Single-longitudinal-mode lasing based on enhanced scattering in eccentric-hole microstructured optical fiber resonators

In this paper, we propose a dual-core eccentric-hole fiber (DCEHF) microresonator to achieve single-longitudinal mode (SLM) laser emission based on enhanced pump light field induced by scattering effect of the two fiber cores. The directional dependences of the scattered pump field distribution on incident angle as well as overlap integrals between scattered pump light fields and WGMs have been theoretical investigated, and the calculation results show that when the incident angle of the pump light is close to 180 degrees, significant discrepancies would occur in the overlap integrals between WGMs and the scattered field. And consequently, specific mode having the largest overlap integral would outperform through the mode competition process to excite SLM lasing. We have experimentally obtained SLM lasing emission when the DCEHF-based microresonator is rotated by 206 degrees, which is in good accordance with our calculation results.
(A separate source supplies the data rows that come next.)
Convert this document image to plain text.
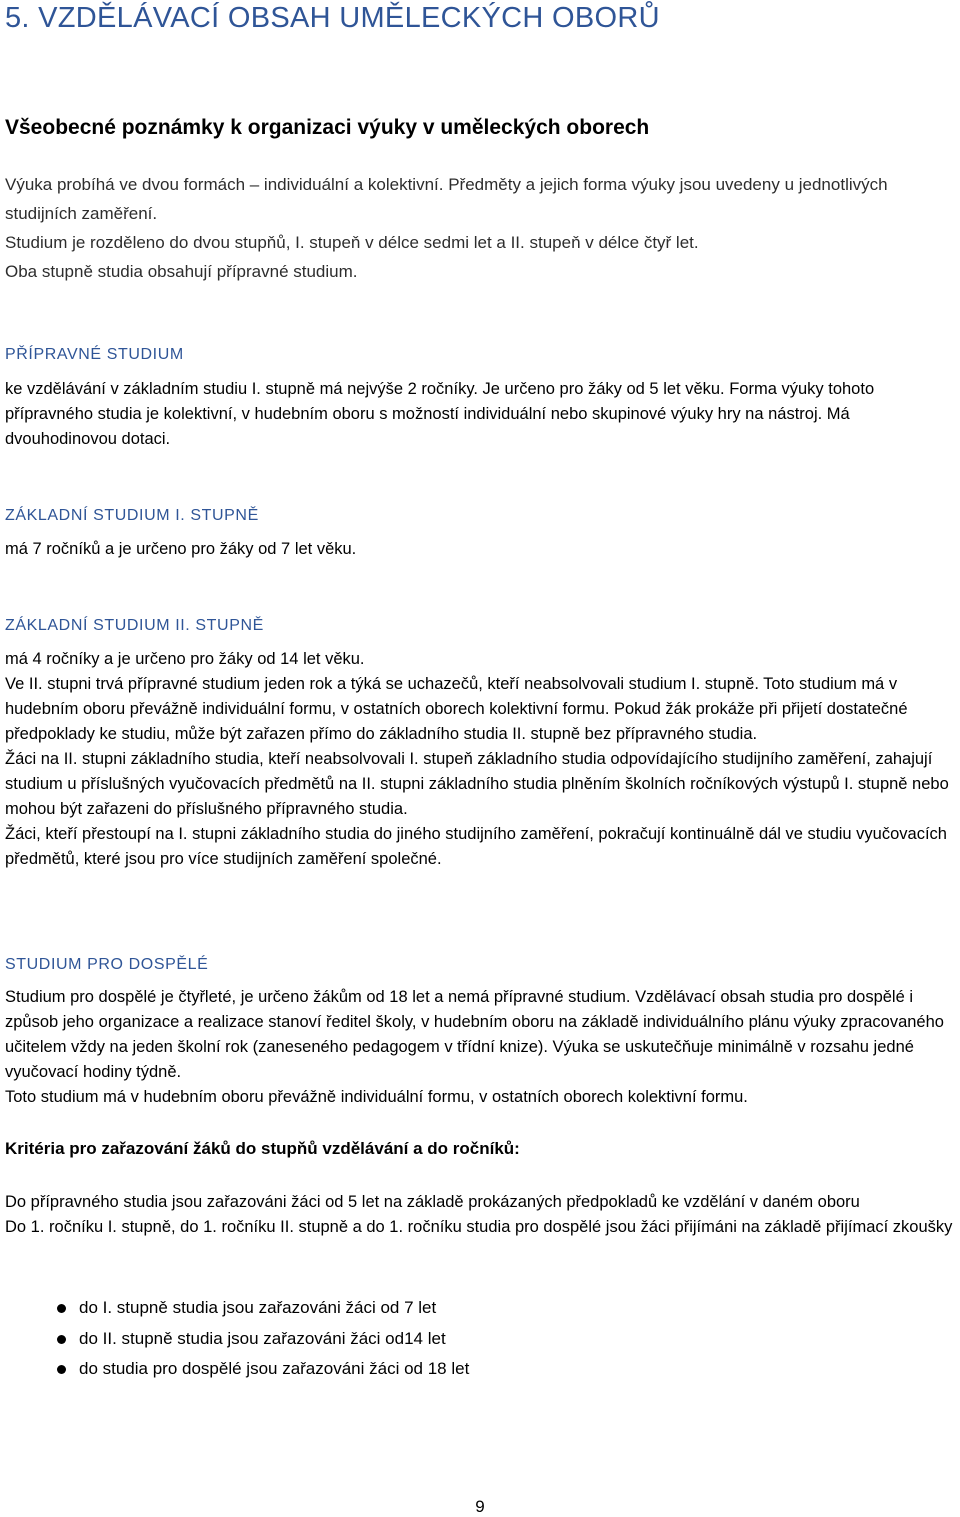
5. VZDĚLÁVACÍ OBSAH UMĚLECKÝCH OBORŮ
Všeobecné poznámky k organizaci výuky v uměleckých oborech

Výuka probíhá ve dvou formách – individuální a kolektivní. Předměty a jejich forma výuky jsou uvedeny u jednotlivých studijních zaměření.

Studium je rozděleno do dvou stupňů, I. stupeň v délce sedmi let a II. stupeň v délce čtyř let.

Oba stupně studia obsahují přípravné studium.

PŘÍPRAVNÉ STUDIUM
ke vzdělávání v základním studiu I. stupně má nejvýše 2 ročníky. Je určeno pro žáky od 5 let věku. Forma výuky tohoto přípravného studia je kolektivní, v hudebním oboru s možností individuální nebo skupinové výuky hry na nástroj. Má dvouhodinovou dotaci.
ZÁKLADNÍ STUDIUM I. STUPNĚ
má 7 ročníků a je určeno pro žáky od 7 let věku.
ZÁKLADNÍ STUDIUM II. STUPNĚ

má 4 ročníky a je určeno pro žáky od 14 let věku.

Ve II. stupni trvá přípravné studium jeden rok a týká se uchazečů, kteří neabsolvovali studium I. stupně. Toto studium má v hudebním oboru převážně individuální formu, v ostatních oborech kolektivní formu. Pokud žák prokáže při přijetí dostatečné předpoklady ke studiu, může být zařazen přímo do základního studia II. stupně bez přípravného studia.

Žáci na II. stupni základního studia, kteří neabsolvovali I. stupeň základního studia odpovídajícího studijního zaměření, zahajují studium u příslušných vyučovacích předmětů na II. stupni základního studia plněním školních ročníkových výstupů I. stupně nebo mohou být zařazeni do příslušného přípravného studia.

Žáci, kteří přestoupí na I. stupni základního studia do jiného studijního zaměření, pokračují kontinuálně dál ve studiu vyučovacích předmětů, které jsou pro více studijních zaměření společné.

STUDIUM PRO DOSPĚLÉ

Studium pro dospělé je čtyřleté, je určeno žákům od 18 let a nemá přípravné studium. Vzdělávací obsah studia pro dospělé i způsob jeho organizace a realizace stanoví ředitel školy, v hudebním oboru na základě individuálního plánu výuky zpracovaného učitelem vždy na jeden školní rok (zaneseného pedagogem v třídní knize). Výuka se uskutečňuje minimálně v rozsahu jedné vyučovací hodiny týdně.

Toto studium má v hudebním oboru převážně individuální formu, v ostatních oborech kolektivní formu.

Kritéria pro zařazování žáků do stupňů vzdělávání a do ročníků:

Do přípravného studia jsou zařazováni žáci od 5 let na základě prokázaných předpokladů ke vzdělání v daném oboru

Do 1. ročníku I. stupně, do 1. ročníku II. stupně a do 1. ročníku studia pro dospělé jsou žáci přijímáni na základě přijímací zkoušky

do I. stupně studia jsou zařazováni žáci od 7 let
do II. stupně studia jsou zařazováni žáci od14 let
do studia pro dospělé jsou zařazováni žáci od 18 let
9
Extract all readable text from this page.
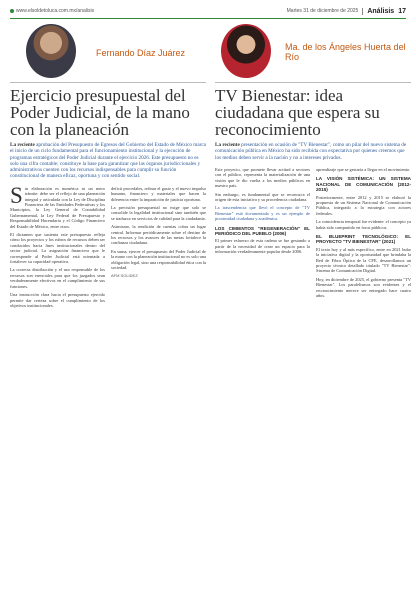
www.elsoldetoluca.com.mx/analisis	Martes 31 de diciembre de 2025 Análisis 17
Fernando Díaz Juárez
Ejercicio presupuestal del Poder Judicial, de la mano con la planeación
La reciente aprobación del Presupuesto de Egresos del Gobierno del Estado de México marca el inicio de un ciclo fundamental para el funcionamiento institucional y la ejecución de programas estratégicos del Poder Judicial durante el ejercicio 2026. Este presupuesto no es solo una cifra contable; constituye la base para garantizar que las órganos jurisdiccionales y administrativos cuenten con los recursos indispensables para cumplir su función constitucional de manera eficaz, oportuna y con sentido social.

Sin elaboración es numérica ni un mero trámite: debe ser el reflejo de una planeación integral y articulada con la Ley de Disciplina Financiera de las Entidades Federativas y los Municipios, la Ley General de Contabilidad Gubernamental, la Ley Federal de Presupuesto y Responsabilidad Hacendaria y el Código Financiero del Estado de México, entre otros.

El dictamen que sustenta este presupuesto refleja cómo los proyectos y los rubros de recursos deben ser conducidos hacia fines institucionales dentro del sector judicial. La asignación financiera que le corresponde al Poder Judicial está orientada a fortalecer su capacidad operativa.

La correcta distribución y el uso responsable de los recursos son esenciales para que los juzgados sean verdaderamente efectivos en el cumplimiento de sus funciones.

Una instrucción clara hacia el presupuesto ejercido permite dar certeza sobre el cumplimiento de los objetivos institucionales.

deficit procedales, refinar el gasto y el nuevo impulso humano, financiero y materiales que hacen la diferencia entre la impartición de justicia oportuna.

La precisión presupuestal no exige que solo se consolide la legalidad institucional sino también que se traduzca en servicios de calidad para la ciudadanía.

Asimismo, la rendición de cuentas cobra un lugar central. Informar periódicamente sobre el destino de los recursos y los avances de las metas fortalece la confianza ciudadana.

En suma, ejercer el presupuesto del Poder Judicial de la mano con la planeación institucional no es solo una obligación legal, sino una responsabilidad ética con la sociedad.

AFM SOLIDEZ
Ma. de los Ángeles Huerta del Río
TV Bienestar: idea ciudadana que espera su reconocimiento
La reciente presentación en ocasión de "TV Bienestar", como un pilar del nuevo sistema de comunicación pública en México ha sido recibida con expectativa por quienes creemos que los medios deben servir a la nación y no a intereses privados.

Este proyecto, que promete llevar actitud a sectores con el público, representa la materialización de una visión que le dio vuelta a los medios públicos en nuestro país.

Sin embargo, es fundamental que se reconozca el origen de esta iniciativa y su procedencia ciudadana.

La trascendencia que llevó el concepto de "TV Bienestar" está documentada y es un ejemplo de proximidad ciudadana y académica.

LOS CIMIENTOS "REGENERACIÓN" EL PERIÓDICO DEL PUEBLO (2006)

El primer esfuerzo de esta cadena se fue gestando a partir de la necesidad de crear un espacio para la información verdaderamente popular desde 2006.

aprendizaje que se gestaría a llegar en el movimiento.

LA VISIÓN SISTÉMICA: UN SISTEMA NACIONAL DE COMUNICACIÓN (2012-2015)

Posteriormente, entre 2012 y 2015 se elaboró la propuesta de un Sistema Nacional de Comunicación Pública, integrado a la estrategia con actores federales.

La coincidencia temporal fue evidente: el concepto ya había sido compartido en foros públicos.

EL BLUEPRINT TECNOLÓGICO: EL PROYECTO "TV BIENESTAR" (2021)

El texto hoy y al más específico, entre en 2021 hubo la iniciativa digital y la oportunidad que brindaba la Red de Fibra Óptica de la CFE, desarrollamos un proyecto técnico detallado titulado "TV Bienestar": Sistema de Comunicación Digital.

Hoy, en diciembre de 2025, el gobierno presenta "TV Bienestar". Los paralelismos son evidentes y el reconocimiento merece ser entregado hace cuatro años.
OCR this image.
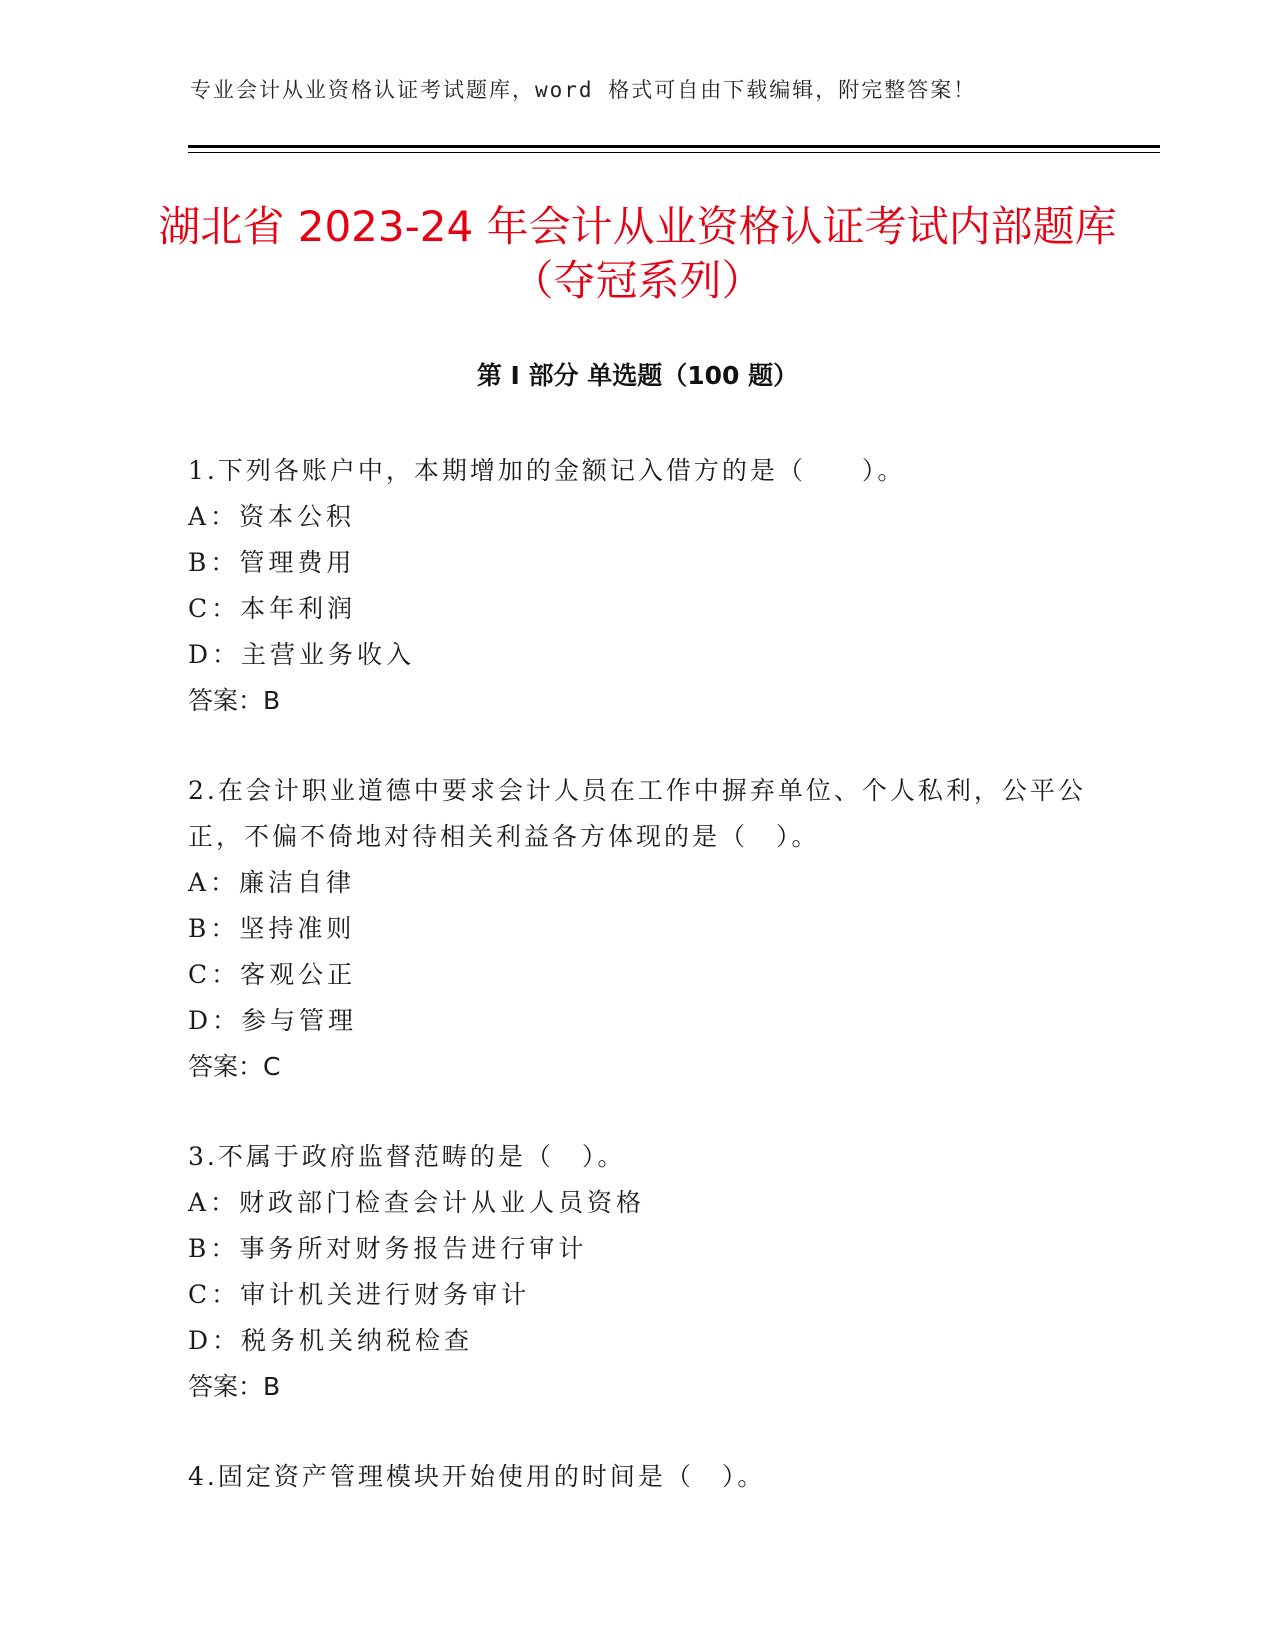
专业会计从业资格认证考试题库，word 格式可自由下载编辑，附完整答案！
湖北省 2023-24 年会计从业资格认证考试内部题库（夺冠系列）
第 I 部分 单选题（100 题）

1.下列各账户中，本期增加的金额记入借方的是（　　）。

A：资本公积

B：管理费用

C：本年利润

D：主营业务收入

答案：B

2.在会计职业道德中要求会计人员在工作中摒弃单位、个人私利，公平公正，不偏不倚地对待相关利益各方体现的是（　）。

A：廉洁自律

B：坚持准则

C：客观公正

D：参与管理

答案：C

3.不属于政府监督范畴的是（　）。

A：财政部门检查会计从业人员资格

B：事务所对财务报告进行审计

C：审计机关进行财务审计

D：税务机关纳税检查

答案：B

4.固定资产管理模块开始使用的时间是（　）。
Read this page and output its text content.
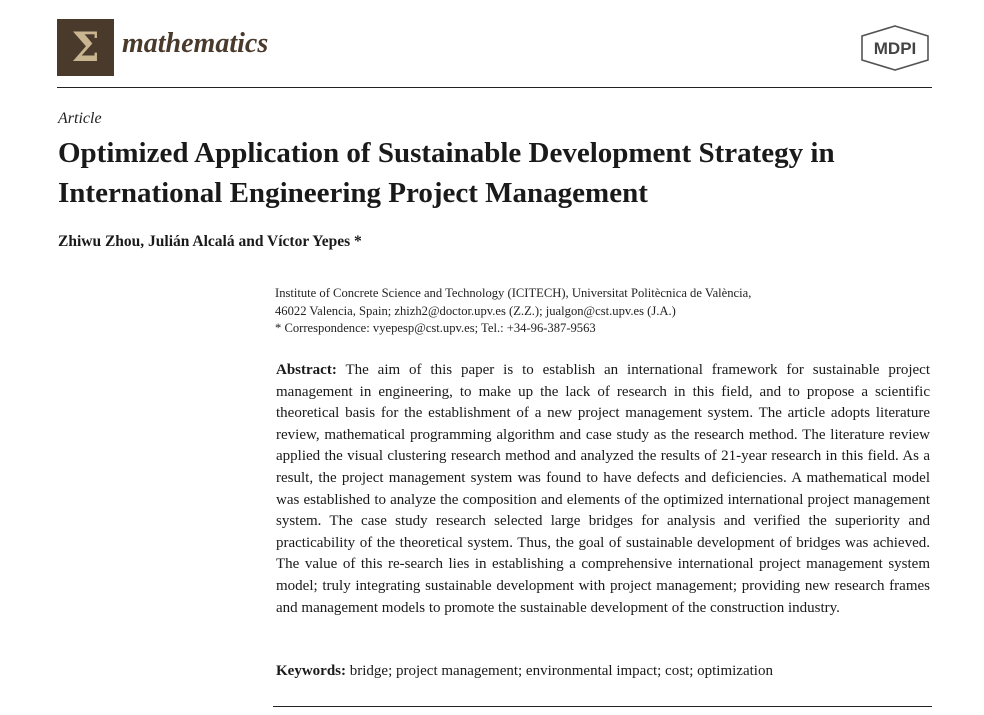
Σ mathematics	MDPI
Article
Optimized Application of Sustainable Development Strategy in International Engineering Project Management
Zhiwu Zhou, Julián Alcalá and Víctor Yepes *
Institute of Concrete Science and Technology (ICITECH), Universitat Politècnica de València,
46022 Valencia, Spain; zhizh2@doctor.upv.es (Z.Z.); jualgon@cst.upv.es (J.A.)
* Correspondence: vyepesp@cst.upv.es; Tel.: +34-96-387-9563

Abstract: The aim of this paper is to establish an international framework for sustainable project management in engineering, to make up the lack of research in this field, and to propose a scientific theoretical basis for the establishment of a new project management system. The article adopts literature review, mathematical programming algorithm and case study as the research method. The literature review applied the visual clustering research method and analyzed the results of 21-year research in this field. As a result, the project management system was found to have defects and deficiencies. A mathematical model was established to analyze the composition and elements of the optimized international project management system. The case study research selected large bridges for analysis and verified the superiority and practicability of the theoretical system. Thus, the goal of sustainable development of bridges was achieved. The value of this re-search lies in establishing a comprehensive international project management system model; truly integrating sustainable development with project management; providing new research frames and management models to promote the sustainable development of the construction industry.

Keywords: bridge; project management; environmental impact; cost; optimization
Additionally, experimental observation of the output laser spectrum shows that the proposed fiber microcavity supports highly stable SLM laser emission. The proposed microresonator based on DCEHFs possesses several desirable merits such as compact size, good laser stability, single-mode operation, and good compatibility with existent fiber-optic systems, which make it a good candidate for applications as functional photonic device in future micro-optics systems.

Automated summary

In this paper, a dual-core eccentric-hole fiber (DCEHF) microresonator is proposed for achieving single-longitudinal mode (SLM) laser emission. The enhanced pump light field induced by scattering effect of the two fiber cores is utilized in the microresonator. The experimental results show that the proposed microresonator supports highly stable SLM laser emission and possesses several desirable merits.